Weigensberg a noté que les jeux eux-mêmes ont de nombreux éléments « protégeables », comme des textures propriétaires, qu’un juge pourrait prendre en compte dans un procès de propriété intellectuelle. « À moins que ces œuvres n’aient été correctement autorisées », a-t-il déclaré, « la formation sur celles-ci peut constituer une infraction ».
fr.techtribune.neta contacté un certain nombre de studios et d’éditeurs de jeux pour obtenir des commentaires, notamment Epic, Microsoft (qui possède Minecraft), Ubisoft, Nintendo, Roblox et le développeur de Cyberpunk CD Projekt Red. Peu ont répondu – et aucun n’a voulu faire de déclaration officielle.
« Nous ne serons pas en mesure de nous impliquer dans une interview pour le moment », a déclaré un porte-parole de CD Projekt Red. EA a déclaré à fr.techtribune.netqu’il « n’avait aucun commentaire pour le moment ».
Sorties risquées
Il est possible que les entreprises d’IA l’emportent dans ces litiges juridiques. Les tribunaux pourraient décider que l’IA générative a un « objectif transformateur très convaincant », suivant le précédent établi il y a une dizaine d’années dans le procès de l’industrie de l’édition contre google.

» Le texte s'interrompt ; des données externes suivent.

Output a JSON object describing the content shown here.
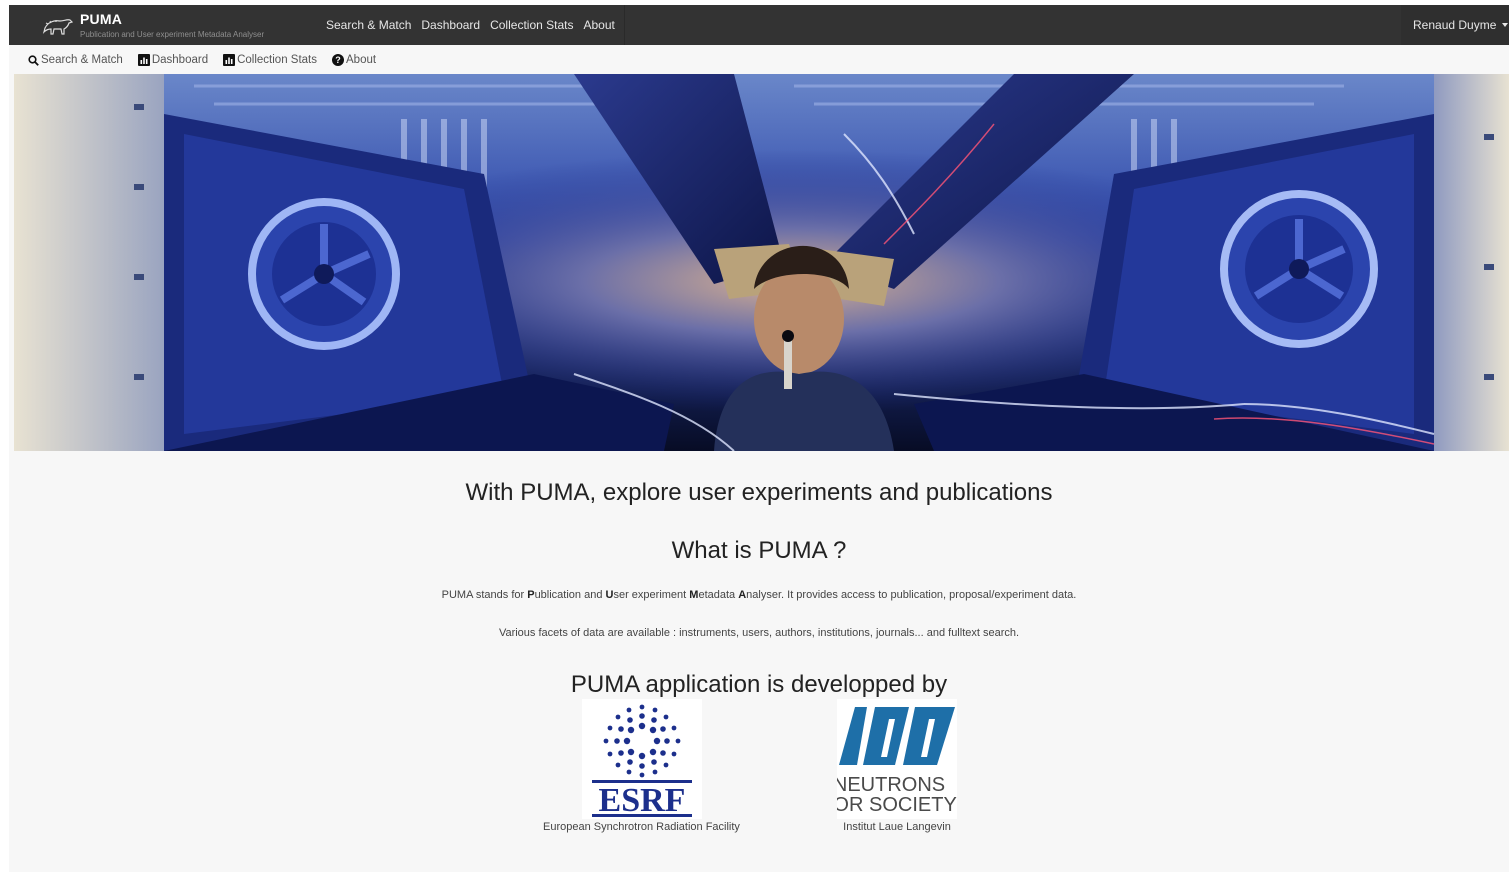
{
  "app": {
    "title": "PUMA",
    "subtitle": "Publication and User experiment Metadata Analyser"
  },
  "topnav": {
    "items": [
      {
        "label": "Search & Match"
      },
      {
        "label": "Dashboard"
      },
      {
        "label": "Collection Stats"
      },
      {
        "label": "About"
      }
    ],
    "user": "Renaud Duyme"
  },
  "subnav": {
    "items": [
      {
        "label": "Search & Match",
        "icon": "search-icon"
      },
      {
        "label": "Dashboard",
        "icon": "bar-chart-icon"
      },
      {
        "label": "Collection Stats",
        "icon": "bar-chart-icon"
      },
      {
        "label": "About",
        "icon": "question-circle-icon"
      }
    ]
  },
  "main": {
    "headline": "With PUMA, explore user experiments and publications",
    "what_title": "What is PUMA ?",
    "desc": {
      "pre": "PUMA stands for ",
      "p": "P",
      "p_rest": "ublication and ",
      "u": "U",
      "u_rest": "ser experiment ",
      "m": "M",
      "m_rest": "etadata ",
      "a": "A",
      "a_rest": "nalyser. It provides access to publication, proposal/experiment data."
    },
    "facets": "Various facets of data are available : instruments, users, authors, institutions, journals... and fulltext search.",
    "developed_by": "PUMA application is developped by"
  },
  "partners": [
    {
      "name": "European Synchrotron Radiation Facility",
      "logo_text": "ESRF",
      "color": "#1c2f8c"
    },
    {
      "name": "Institut Laue Langevin",
      "logo_text_1": "NEUTRONS",
      "logo_text_2": "FOR SOCIETY",
      "color": "#1e6fa8"
    }
  ],
  "colors": {
    "navbar": "#333333",
    "hero_tone": "#1b3a9a"
  }
}
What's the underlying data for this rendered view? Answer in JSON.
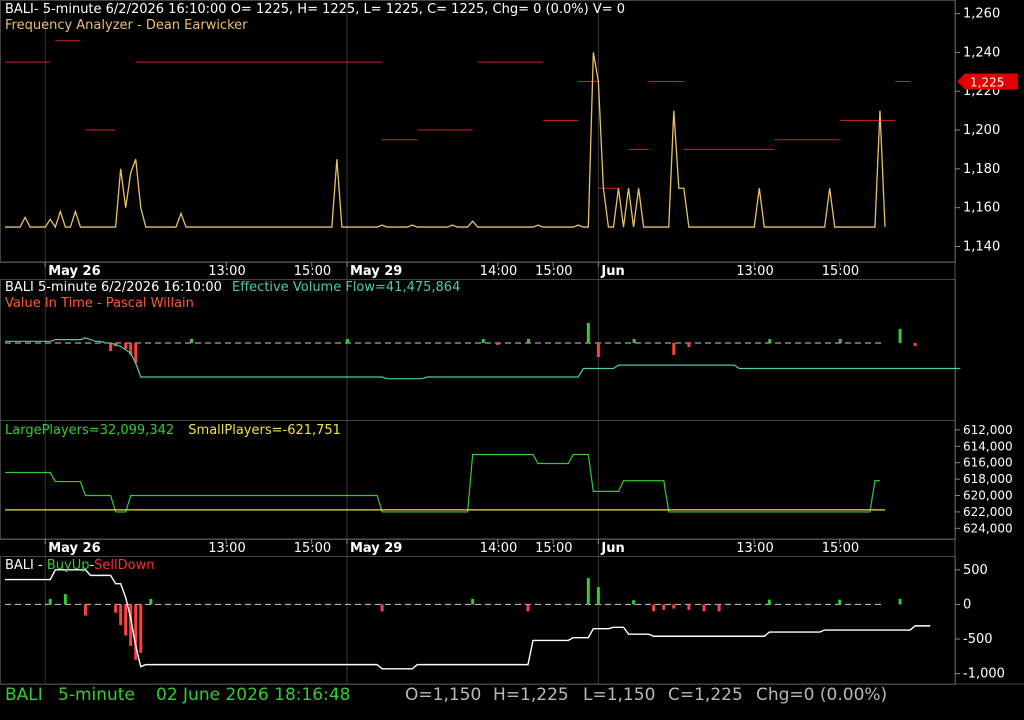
{
  "window": {
    "symbol": "BALI",
    "header1_prefix": "BALI- 5-minute 6/2/2026 16:10:00",
    "ohlc": "O= 1225, H= 1225, L= 1225, C= 1225, Chg= 0 (0.0%) V= 0",
    "indicator1": "Frequency Analyzer - Dean Earwicker",
    "header2": "BALI  5-minute  6/2/2026 16:10:00",
    "evf": "Effective Volume Flow=41,475,864",
    "indicator2": "Value In Time - Pascal Willain",
    "large_players": "LargePlayers=32,099,342",
    "small_players": "SmallPlayers=-621,751",
    "bu_prefix": "BALI - ",
    "bu_buy": "BuyUp",
    "bu_dash": "-",
    "bu_sell": "SellDown"
  },
  "status_bar": {
    "symbol": "BALI",
    "interval": "5-minute",
    "datetime": "02 June 2026 18:16:48",
    "open": "O=1,150",
    "high": "H=1,225",
    "low": "L=1,150",
    "close": "C=1,225",
    "change": "Chg=0 (0.00%)"
  },
  "colors": {
    "background": "#000000",
    "grid": "#3a3a3a",
    "price_line": "#e8c06a",
    "freq_red": "#d42020",
    "green": "#33cc33",
    "teal": "#4ec9b0",
    "red": "#ff4040",
    "white": "#ffffff",
    "yellow": "#f0e040",
    "last_price_badge": "#e00000"
  },
  "chart_data": [
    {
      "type": "line",
      "panel": "price",
      "y_axis_ticks": [
        "1,140",
        "1,160",
        "1,180",
        "1,200",
        "1,220",
        "1,240",
        "1,260"
      ],
      "ylim": [
        1132,
        1267
      ],
      "last_price_label": "1,225",
      "x_tick_labels": [
        "May 26",
        "13:00",
        "15:00",
        "May 29",
        "14:00",
        "15:00",
        "Jun",
        "13:00",
        "15:00"
      ],
      "series": [
        {
          "values": [
            1150,
            1150,
            1150,
            1150,
            1155,
            1150,
            1150,
            1150,
            1150,
            1154,
            1150,
            1158,
            1150,
            1150,
            1158,
            1150,
            1150,
            1150,
            1150,
            1150,
            1150,
            1150,
            1150,
            1180,
            1160,
            1178,
            1185,
            1160,
            1150,
            1150,
            1150,
            1150,
            1150,
            1150,
            1150,
            1157,
            1150,
            1150,
            1150,
            1150,
            1150,
            1150,
            1150,
            1150,
            1150,
            1150,
            1150,
            1150,
            1150,
            1150,
            1150,
            1150,
            1150,
            1150,
            1150,
            1150,
            1150,
            1150,
            1150,
            1150,
            1150,
            1150,
            1150,
            1150,
            1150,
            1150,
            1185,
            1150,
            1150,
            1150,
            1150,
            1150,
            1150,
            1150,
            1150,
            1151,
            1150,
            1150,
            1150,
            1150,
            1150,
            1151,
            1150,
            1150,
            1150,
            1150,
            1150,
            1150,
            1150,
            1151,
            1150,
            1150,
            1150,
            1153,
            1150,
            1150,
            1150,
            1150,
            1150,
            1150,
            1150,
            1150,
            1150,
            1150,
            1150,
            1150,
            1151,
            1150,
            1150,
            1150,
            1150,
            1150,
            1150,
            1150,
            1151,
            1150,
            1150,
            1240,
            1225,
            1170,
            1150,
            1150,
            1170,
            1150,
            1170,
            1150,
            1170,
            1150,
            1150,
            1150,
            1150,
            1150,
            1150,
            1210,
            1170,
            1170,
            1150,
            1150,
            1150,
            1150,
            1150,
            1150,
            1150,
            1150,
            1150,
            1150,
            1150,
            1150,
            1150,
            1150,
            1170,
            1150,
            1150,
            1150,
            1150,
            1150,
            1150,
            1150,
            1150,
            1150,
            1150,
            1150,
            1150,
            1150,
            1170,
            1150,
            1150,
            1150,
            1150,
            1150,
            1150,
            1150,
            1150,
            1150,
            1210,
            1150
          ]
        }
      ],
      "frequency_levels": [
        {
          "from": 0,
          "to": 9,
          "value": 1235
        },
        {
          "from": 10,
          "to": 15,
          "value": 1246
        },
        {
          "from": 16,
          "to": 22,
          "value": 1200
        },
        {
          "from": 26,
          "to": 75,
          "value": 1235
        },
        {
          "from": 75,
          "to": 82,
          "value": 1195
        },
        {
          "from": 82,
          "to": 93,
          "value": 1200
        },
        {
          "from": 94,
          "to": 107,
          "value": 1235
        },
        {
          "from": 107,
          "to": 114,
          "value": 1205
        },
        {
          "from": 114,
          "to": 118,
          "value": 1225
        },
        {
          "from": 118,
          "to": 122,
          "value": 1170
        },
        {
          "from": 124,
          "to": 128,
          "value": 1190
        },
        {
          "from": 128,
          "to": 135,
          "value": 1225
        },
        {
          "from": 135,
          "to": 153,
          "value": 1190
        },
        {
          "from": 153,
          "to": 166,
          "value": 1195
        },
        {
          "from": 166,
          "to": 177,
          "value": 1205
        },
        {
          "from": 177,
          "to": 180,
          "value": 1225
        }
      ]
    },
    {
      "type": "line",
      "panel": "effective-volume-flow",
      "series": [
        {
          "name": "Effective Volume Flow",
          "values": [
            1,
            1,
            1,
            1,
            1,
            1,
            1,
            1,
            1,
            1,
            2,
            2,
            2,
            2,
            2,
            2,
            3,
            2,
            1,
            1,
            0,
            0,
            -1,
            -2,
            -4,
            -6,
            -12,
            -20,
            -20,
            -20,
            -20,
            -20,
            -20,
            -20,
            -20,
            -20,
            -20,
            -20,
            -20,
            -20,
            -20,
            -20,
            -20,
            -20,
            -20,
            -20,
            -20,
            -20,
            -20,
            -20,
            -20,
            -20,
            -20,
            -20,
            -20,
            -20,
            -20,
            -20,
            -20,
            -20,
            -20,
            -20,
            -20,
            -20,
            -20,
            -20,
            -20,
            -20,
            -20,
            -20,
            -20,
            -20,
            -20,
            -20,
            -20,
            -20,
            -21,
            -21,
            -21,
            -21,
            -21,
            -21,
            -21,
            -21,
            -20,
            -20,
            -20,
            -20,
            -20,
            -20,
            -20,
            -20,
            -20,
            -20,
            -20,
            -20,
            -20,
            -20,
            -20,
            -20,
            -20,
            -20,
            -20,
            -20,
            -20,
            -20,
            -20,
            -20,
            -20,
            -20,
            -20,
            -20,
            -20,
            -20,
            -20,
            -15,
            -15,
            -15,
            -15,
            -15,
            -15,
            -15,
            -13,
            -13,
            -13,
            -13,
            -13,
            -13,
            -13,
            -13,
            -13,
            -13,
            -13,
            -13,
            -13,
            -13,
            -13,
            -13,
            -13,
            -13,
            -13,
            -13,
            -13,
            -13,
            -13,
            -13,
            -15,
            -15,
            -15,
            -15,
            -15,
            -15,
            -15,
            -15,
            -15,
            -15,
            -15,
            -15,
            -15,
            -15,
            -15,
            -15,
            -15,
            -15,
            -15,
            -15,
            -15,
            -15,
            -15,
            -15,
            -15,
            -15,
            -15,
            -15,
            -15,
            -15,
            -15,
            -15,
            -15,
            -15,
            -15,
            -15,
            -15,
            -15,
            -15,
            -15,
            -15,
            -15,
            -15,
            -15,
            -15
          ]
        }
      ],
      "bars": [
        0,
        0,
        0,
        0,
        0,
        0,
        0,
        0,
        0,
        0,
        0,
        0,
        0,
        0,
        0,
        0,
        0,
        0,
        0,
        0,
        0,
        0,
        0,
        0,
        0,
        0,
        0,
        0,
        0,
        0,
        0,
        0,
        0,
        0,
        0,
        0,
        0,
        0,
        0,
        0,
        0,
        0,
        0,
        0,
        0,
        0,
        0,
        0,
        0,
        0,
        0,
        0,
        0,
        0,
        0,
        0,
        0,
        0,
        0,
        0,
        0,
        0,
        0,
        0,
        0,
        0,
        0,
        0,
        0,
        0,
        0,
        0,
        0,
        0,
        0,
        0,
        0,
        0,
        0,
        0,
        0,
        0,
        0,
        0,
        0,
        0,
        0,
        0,
        0,
        0,
        0,
        0,
        0,
        0,
        0,
        0,
        0,
        0,
        0,
        0,
        0,
        0,
        0,
        0,
        0,
        0,
        0,
        0,
        0,
        0,
        0,
        0,
        0,
        0,
        0,
        0,
        0,
        0,
        0,
        0,
        0,
        0,
        0,
        0,
        0,
        0,
        0,
        0,
        0,
        0,
        0,
        0,
        0,
        0,
        0,
        0,
        0,
        0,
        0,
        0,
        0,
        0,
        0,
        0,
        0,
        0,
        0,
        0,
        0,
        0,
        0,
        0,
        0,
        0,
        0,
        0,
        0,
        0,
        0,
        0,
        0,
        0,
        0,
        0,
        0,
        0,
        0,
        0,
        0,
        0,
        0,
        0,
        0,
        0,
        0,
        0,
        0,
        0,
        0,
        0
      ]
    },
    {
      "type": "line",
      "panel": "large-small-players",
      "y_axis_ticks": [
        "612,000",
        "614,000",
        "616,000",
        "618,000",
        "620,000",
        "622,000",
        "624,000"
      ],
      "ylim": [
        625300,
        610800
      ],
      "series": [
        {
          "name": "LargePlayers",
          "values": [
            617200,
            617200,
            617200,
            617200,
            617200,
            617200,
            617200,
            617200,
            617200,
            617200,
            618300,
            618300,
            618300,
            618300,
            618300,
            618300,
            620000,
            620000,
            620000,
            620000,
            620000,
            620000,
            622000,
            622000,
            622000,
            620000,
            620000,
            620000,
            620000,
            620000,
            620000,
            620000,
            620000,
            620000,
            620000,
            620000,
            620000,
            620000,
            620000,
            620000,
            620000,
            620000,
            620000,
            620000,
            620000,
            620000,
            620000,
            620000,
            620000,
            620000,
            620000,
            620000,
            620000,
            620000,
            620000,
            620000,
            620000,
            620000,
            620000,
            620000,
            620000,
            620000,
            620000,
            620000,
            620000,
            620000,
            620000,
            620000,
            620000,
            620000,
            620000,
            620000,
            620000,
            620000,
            620000,
            622000,
            622000,
            622000,
            622000,
            622000,
            622000,
            622000,
            622000,
            622000,
            622000,
            622000,
            622000,
            622000,
            622000,
            622000,
            622000,
            622000,
            622000,
            615000,
            615000,
            615000,
            615000,
            615000,
            615000,
            615000,
            615000,
            615000,
            615000,
            615000,
            615000,
            615000,
            616100,
            616100,
            616100,
            616100,
            616100,
            616100,
            616100,
            615000,
            615000,
            615000,
            615000,
            619500,
            619500,
            619500,
            619500,
            619500,
            619500,
            618200,
            618200,
            618200,
            618200,
            618200,
            618200,
            618200,
            618200,
            618200,
            622000,
            622000,
            622000,
            622000,
            622000,
            622000,
            622000,
            622000,
            622000,
            622000,
            622000,
            622000,
            622000,
            622000,
            622000,
            622000,
            622000,
            622000,
            622000,
            622000,
            622000,
            622000,
            622000,
            622000,
            622000,
            622000,
            622000,
            622000,
            622000,
            622000,
            622000,
            622000,
            622000,
            622000,
            622000,
            622000,
            622000,
            622000,
            622000,
            622000,
            622000,
            618200,
            618200
          ]
        },
        {
          "name": "SmallPlayers",
          "values": [
            621751,
            621751
          ]
        }
      ]
    },
    {
      "type": "line",
      "panel": "buyup-selldown",
      "y_axis_ticks": [
        "500",
        "0",
        "-500",
        "-1,000"
      ],
      "ylim": [
        -1150,
        700
      ],
      "series": [
        {
          "name": "BuyUp-SellDown",
          "values": [
            360,
            360,
            360,
            360,
            360,
            360,
            360,
            360,
            360,
            360,
            500,
            500,
            500,
            500,
            500,
            500,
            500,
            420,
            420,
            420,
            420,
            420,
            300,
            300,
            100,
            -200,
            -600,
            -900,
            -870,
            -870,
            -870,
            -870,
            -870,
            -870,
            -870,
            -870,
            -870,
            -870,
            -870,
            -870,
            -870,
            -870,
            -870,
            -870,
            -870,
            -870,
            -870,
            -870,
            -870,
            -870,
            -870,
            -870,
            -870,
            -870,
            -870,
            -870,
            -870,
            -870,
            -870,
            -870,
            -870,
            -870,
            -870,
            -870,
            -870,
            -870,
            -870,
            -870,
            -870,
            -870,
            -870,
            -870,
            -870,
            -870,
            -870,
            -930,
            -930,
            -930,
            -930,
            -930,
            -930,
            -930,
            -870,
            -870,
            -870,
            -870,
            -870,
            -870,
            -870,
            -870,
            -870,
            -870,
            -870,
            -870,
            -870,
            -870,
            -870,
            -870,
            -870,
            -870,
            -870,
            -870,
            -870,
            -870,
            -870,
            -520,
            -520,
            -520,
            -520,
            -520,
            -520,
            -520,
            -520,
            -480,
            -480,
            -480,
            -480,
            -350,
            -350,
            -350,
            -350,
            -330,
            -330,
            -330,
            -430,
            -430,
            -430,
            -430,
            -430,
            -460,
            -460,
            -460,
            -460,
            -460,
            -460,
            -460,
            -460,
            -460,
            -460,
            -460,
            -460,
            -460,
            -460,
            -460,
            -460,
            -460,
            -460,
            -460,
            -460,
            -460,
            -460,
            -460,
            -400,
            -400,
            -400,
            -400,
            -400,
            -400,
            -400,
            -400,
            -400,
            -400,
            -400,
            -370,
            -370,
            -370,
            -370,
            -370,
            -370,
            -370,
            -370,
            -370,
            -370,
            -370,
            -370,
            -370,
            -370,
            -370,
            -370,
            -370,
            -370,
            -310,
            -310,
            -310,
            -310
          ]
        }
      ]
    }
  ]
}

Dans cette affaire, un tribunal a jugé que la copie par Google de millions de livres pour Google Books, une sorte d’archive numérique, était autorisée. Des auteurs et des éditeurs avaient tenté de faire valoir que la reproduction de leur propriété intellectuelle en ligne constituait une contrefaçon.
Mais une décision en faveur des entreprises d’IA ne protégerait pas nécessairement les utilisateurs des accusations d’actes répréhensibles. Si un modèle génératif régurgitait une œuvre protégée par le droit d’auteur, une personne qui allait ensuite publier cette œuvre – ou l’incorporer dans un autre projet – pourrait toujours être tenue responsable de la violation de la propriété intellectuelle.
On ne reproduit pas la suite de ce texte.